In your solo as well as in Luiz De Abreu’s, one finds the idea of dressing in the flag. What does such clothing correspond to for you?
The first time I saw Luiz’s solo, it was as part of a programme at the LiFE in Saint Nazaire. Christophe Wavelet had spoken to me of the subject of his work, but not of its formal aspect. As a result, when I saw the use he made of the flag, I was surprised and amused. In the case of Self Portrait, I first looked for signs with a certain degree de ciphering. The flag is very explicit, but it covers various levels of reading, it combines with other signs. Once I had decided that it was a sign I wished to use, I tried to incorporate it in the fiction – I dress in it, and I go as far as ingurgitating it... Once I had been able to give it different statuses, I could accept it as a sign one could set a trap in to. And then the tricoloured stripes were cut in the length.. so, depending on the way it is used, it doesn’t say the same thing... At some times, it’s not the French flag, it’s the Dutch one... It even helped me once in Beaubourg... The stage manager told me: with the new laws, one isn’t allowed to use the flag, it can become an insult to the symbols of the Republic. And I said to him: but it’s not the French flag, it’s the Dutch flag! The fact of using or not those signs with “low degree of ciphering” is really something I’ve been wondering about. It is also the case for the North African accent. These are signs wich can quite quickly trap us on the question of meaning.

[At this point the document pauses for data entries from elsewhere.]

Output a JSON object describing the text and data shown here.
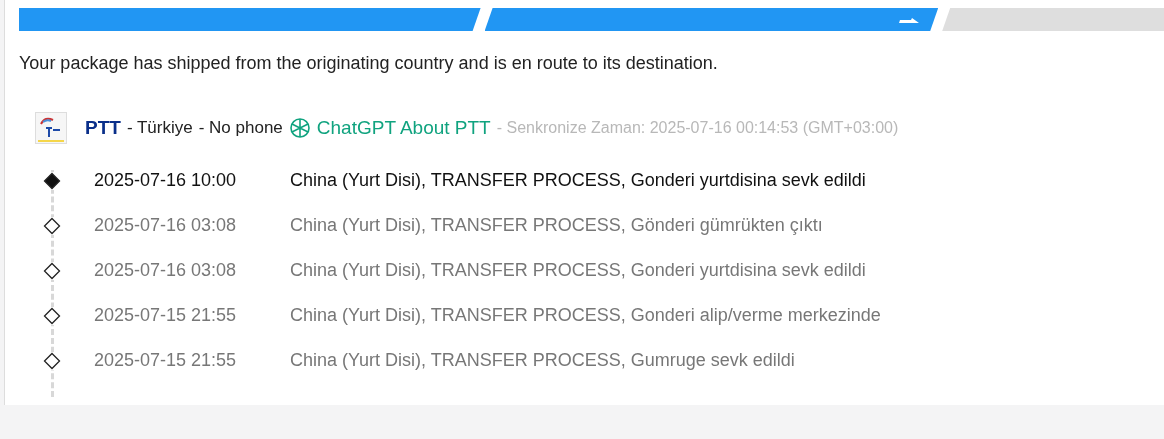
{
  "progress": {
    "steps": [
      {
        "done": true
      },
      {
        "done": true,
        "current": true
      },
      {
        "done": false
      }
    ]
  },
  "status_message": "Your package has shipped from the originating country and is en route to its destination.",
  "carrier": {
    "name": "PTT",
    "country": "- Türkiye",
    "phone": "- No phone",
    "chatgpt_link": "ChatGPT About PTT",
    "sync_time": "- Senkronize Zaman: 2025-07-16 00:14:53 (GMT+03:00)"
  },
  "events": [
    {
      "time": "2025-07-16 10:00",
      "description": "China (Yurt Disi), TRANSFER PROCESS, Gonderi yurtdisina sevk edildi",
      "latest": true
    },
    {
      "time": "2025-07-16 03:08",
      "description": "China (Yurt Disi), TRANSFER PROCESS, Gönderi gümrükten çıktı",
      "latest": false
    },
    {
      "time": "2025-07-16 03:08",
      "description": "China (Yurt Disi), TRANSFER PROCESS, Gonderi yurtdisina sevk edildi",
      "latest": false
    },
    {
      "time": "2025-07-15 21:55",
      "description": "China (Yurt Disi), TRANSFER PROCESS, Gonderi alip/verme merkezinde",
      "latest": false
    },
    {
      "time": "2025-07-15 21:55",
      "description": "China (Yurt Disi), TRANSFER PROCESS, Gumruge sevk edildi",
      "latest": false
    }
  ]
}
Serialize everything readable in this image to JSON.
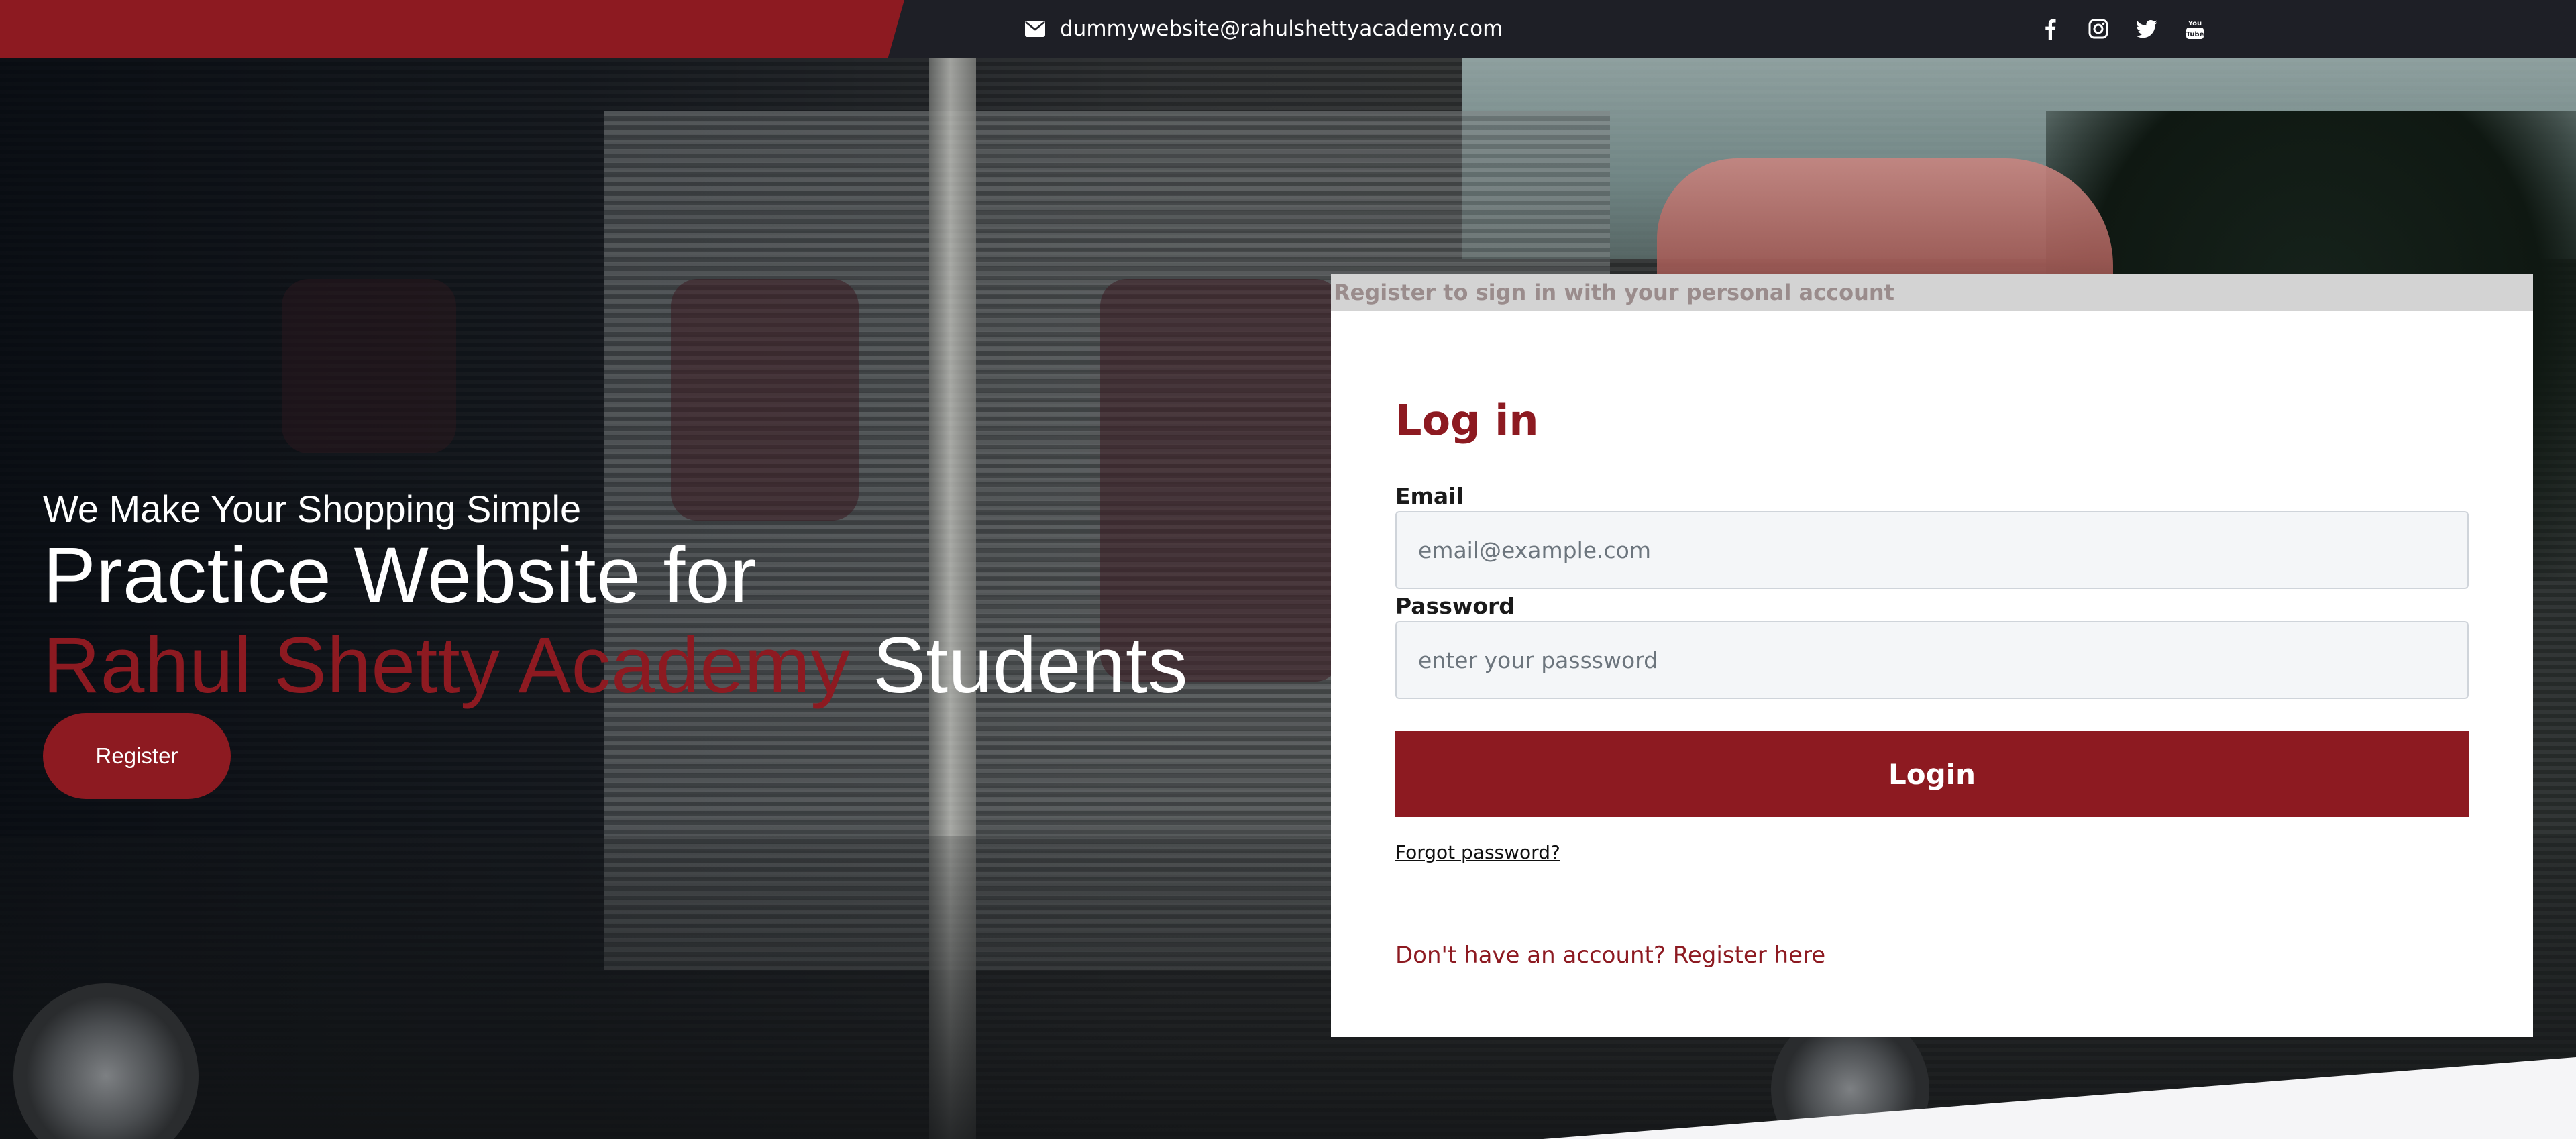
{
  "topbar": {
    "email": "dummywebsite@rahulshettyacademy.com",
    "email_icon": "envelope-icon",
    "social_icons": [
      "facebook-icon",
      "instagram-icon",
      "twitter-icon",
      "youtube-icon"
    ]
  },
  "hero": {
    "tagline": "We Make Your Shopping Simple",
    "headline_part1": "Practice Website for ",
    "headline_accent": "Rahul Shetty Academy",
    "headline_part2": " Students",
    "register_label": "Register"
  },
  "login": {
    "banner": "Register to sign in with your personal account",
    "title": "Log in",
    "email_label": "Email",
    "email_placeholder": "email@example.com",
    "email_value": "",
    "password_label": "Password",
    "password_placeholder": "enter your passsword",
    "password_value": "",
    "login_label": "Login",
    "forgot_label": "Forgot password?",
    "register_prompt": "Don't have an account? Register here"
  },
  "colors": {
    "brand": "#8d1a21",
    "topbar": "#1e1f26",
    "banner": "#d3d3d3"
  }
}
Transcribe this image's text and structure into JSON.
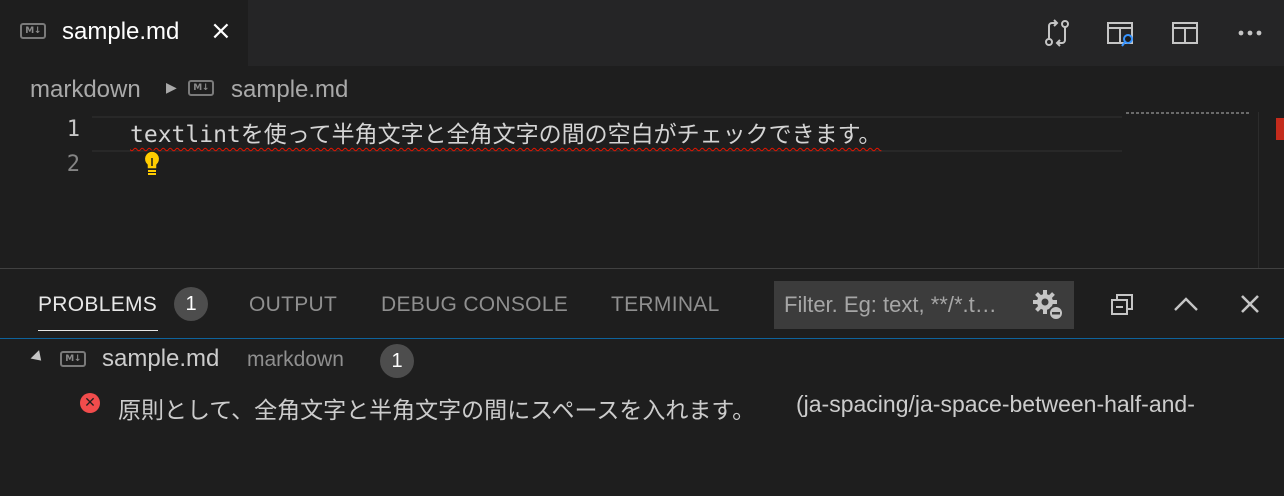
{
  "tab": {
    "icon": "markdown-file-icon",
    "icon_text": "M↓",
    "label": "sample.md",
    "close": "×"
  },
  "editor_actions": [
    "source-control-compare-icon",
    "open-preview-icon",
    "split-editor-icon",
    "more-actions-icon"
  ],
  "breadcrumb": {
    "root": "markdown",
    "separator": "▶",
    "file_icon_text": "M↓",
    "file": "sample.md"
  },
  "editor": {
    "line_numbers": [
      "1",
      "2"
    ],
    "line1": "textlintを使って半角文字と全角文字の間の空白がチェックできます。",
    "lightbulb": "lightbulb-icon"
  },
  "panel": {
    "tabs": {
      "problems": "PROBLEMS",
      "problems_count": "1",
      "output": "OUTPUT",
      "debug_console": "DEBUG CONSOLE",
      "terminal": "TERMINAL"
    },
    "filter_placeholder": "Filter. Eg: text, **/*.t…",
    "actions": [
      "filter-settings-icon",
      "collapse-all-icon",
      "maximize-panel-icon",
      "close-panel-icon"
    ]
  },
  "problems": {
    "file": {
      "icon_text": "M↓",
      "name": "sample.md",
      "dir": "markdown",
      "count": "1"
    },
    "items": [
      {
        "severity": "error",
        "icon_text": "✕",
        "message": "原則として、全角文字と半角文字の間にスペースを入れます。",
        "source": "(ja-spacing/ja-space-between-half-and-"
      }
    ]
  },
  "colors": {
    "background": "#1e1e1e",
    "tabbar": "#252526",
    "accent": "#0e639c",
    "error": "#f14c4c",
    "squiggle": "#e51400",
    "lightbulb": "#ffcc00"
  }
}
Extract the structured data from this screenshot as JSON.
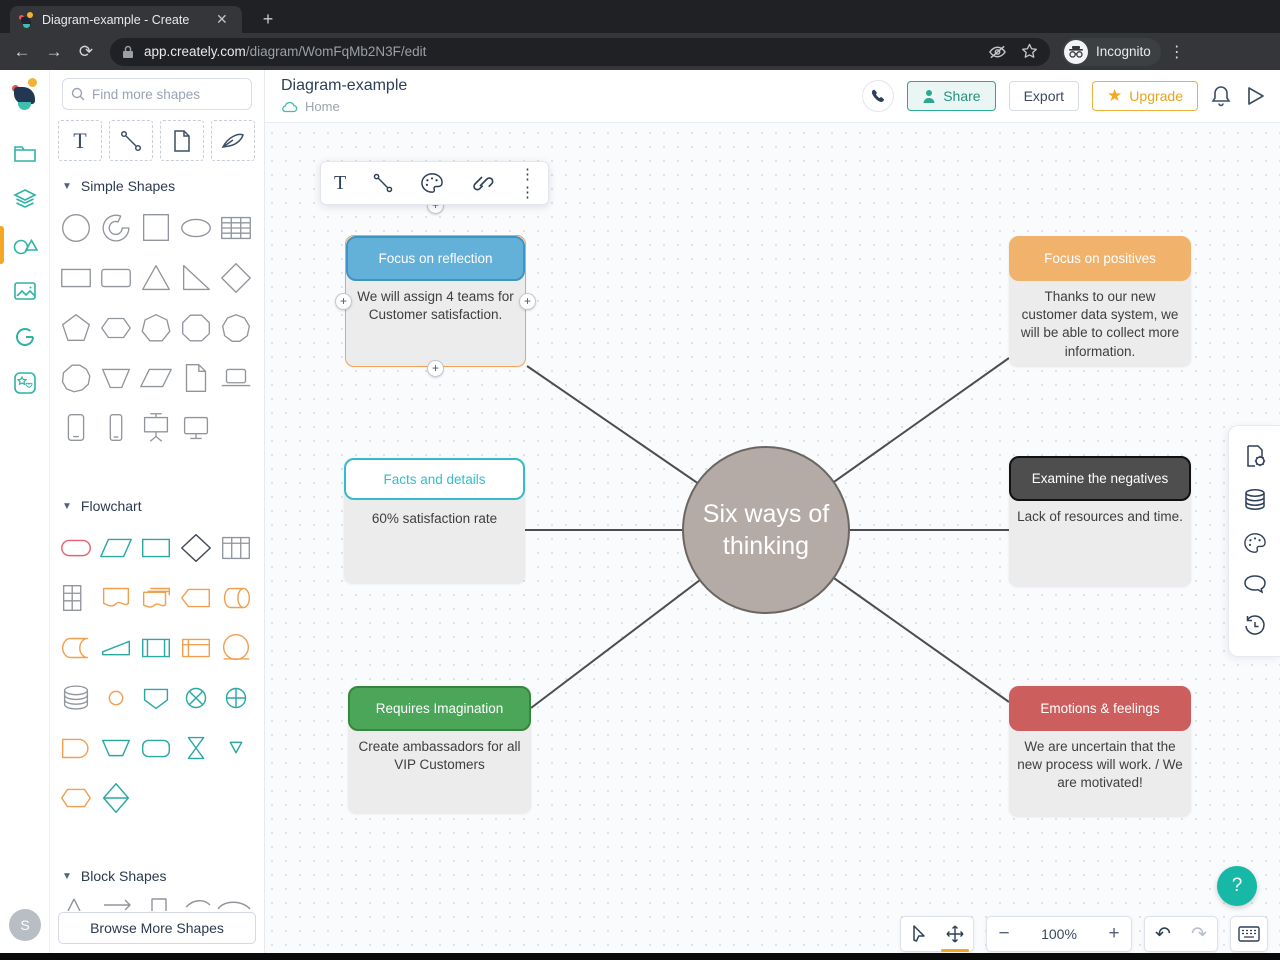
{
  "browser": {
    "tab_title": "Diagram-example - Create",
    "close_glyph": "✕",
    "new_tab_glyph": "+",
    "url_domain": "app.creately.com",
    "url_path": "/diagram/WomFqMb2N3F/edit",
    "incognito_label": "Incognito"
  },
  "app_header": {
    "title": "Diagram-example",
    "breadcrumb": "Home",
    "share_label": "Share",
    "export_label": "Export",
    "upgrade_label": "Upgrade"
  },
  "left_rail": {
    "icons": [
      "creately-logo",
      "folder",
      "layers",
      "shapes",
      "image",
      "google-g",
      "stickers"
    ],
    "avatar_initial": "S"
  },
  "sidebar": {
    "search_placeholder": "Find more shapes",
    "tool_icons": [
      "text-tool",
      "connector-tool",
      "page-tool",
      "freehand-tool"
    ],
    "sections": [
      {
        "label": "Simple Shapes"
      },
      {
        "label": "Flowchart"
      },
      {
        "label": "Block Shapes"
      }
    ],
    "browse_more_label": "Browse More Shapes"
  },
  "floating_toolbar": {
    "icons": [
      "text",
      "connector",
      "style-palette",
      "link",
      "more"
    ]
  },
  "diagram": {
    "center_label": "Six ways of thinking",
    "center_bg": "#b4aaa6",
    "edge_color": "#4d4d4d",
    "selection_color": "#f2a35c",
    "nodes": [
      {
        "title": "Focus on reflection",
        "body": "We will assign 4 teams for Customer satisfaction.",
        "header_bg": "#63b1d9",
        "header_border": "#3f94c1",
        "title_color": "#ffffff"
      },
      {
        "title": "Facts and details",
        "body": "60% satisfaction rate",
        "header_bg": "#ffffff",
        "header_border": "#36bcc9",
        "title_color": "#36bcc9"
      },
      {
        "title": "Requires Imagination",
        "body": "Create ambassadors for all VIP Customers",
        "header_bg": "#4ba65a",
        "header_border": "#37853f",
        "title_color": "#ffffff"
      },
      {
        "title": "Focus on positives",
        "body": "Thanks to our new customer data system, we will be able to collect more information.",
        "header_bg": "#f1b26c",
        "header_border": "#f1b26c",
        "title_color": "#ffffff"
      },
      {
        "title": "Examine the negatives",
        "body": "Lack of resources and time.",
        "header_bg": "#4e4e4e",
        "header_border": "#111111",
        "title_color": "#ffffff"
      },
      {
        "title": "Emotions & feelings",
        "body": "We are uncertain that the new process will work. / We are motivated!",
        "header_bg": "#cd5e5e",
        "header_border": "#cd5e5e",
        "title_color": "#ffffff"
      }
    ]
  },
  "right_panel": {
    "icons": [
      "diagram-settings",
      "data",
      "styles",
      "comments",
      "history"
    ]
  },
  "footer": {
    "zoom_value": "100%"
  },
  "help": {
    "label": "?"
  }
}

Finally, each element of the play can be read on the side of the “self-portrait”, and on the side of the “camouflage”...
Absolutely. Each element of the dramatic assembling plays with that equilibrium. Part of the drama is built around the speech: a mute speech, a speech imitating the accent of North Africa... but the only moment where one hears my “real” voice, is when I say: “It’s strange, there is always a moment where I feel a slight anguish...” It’s my only frontal address. I believe everything is a matter of dosage.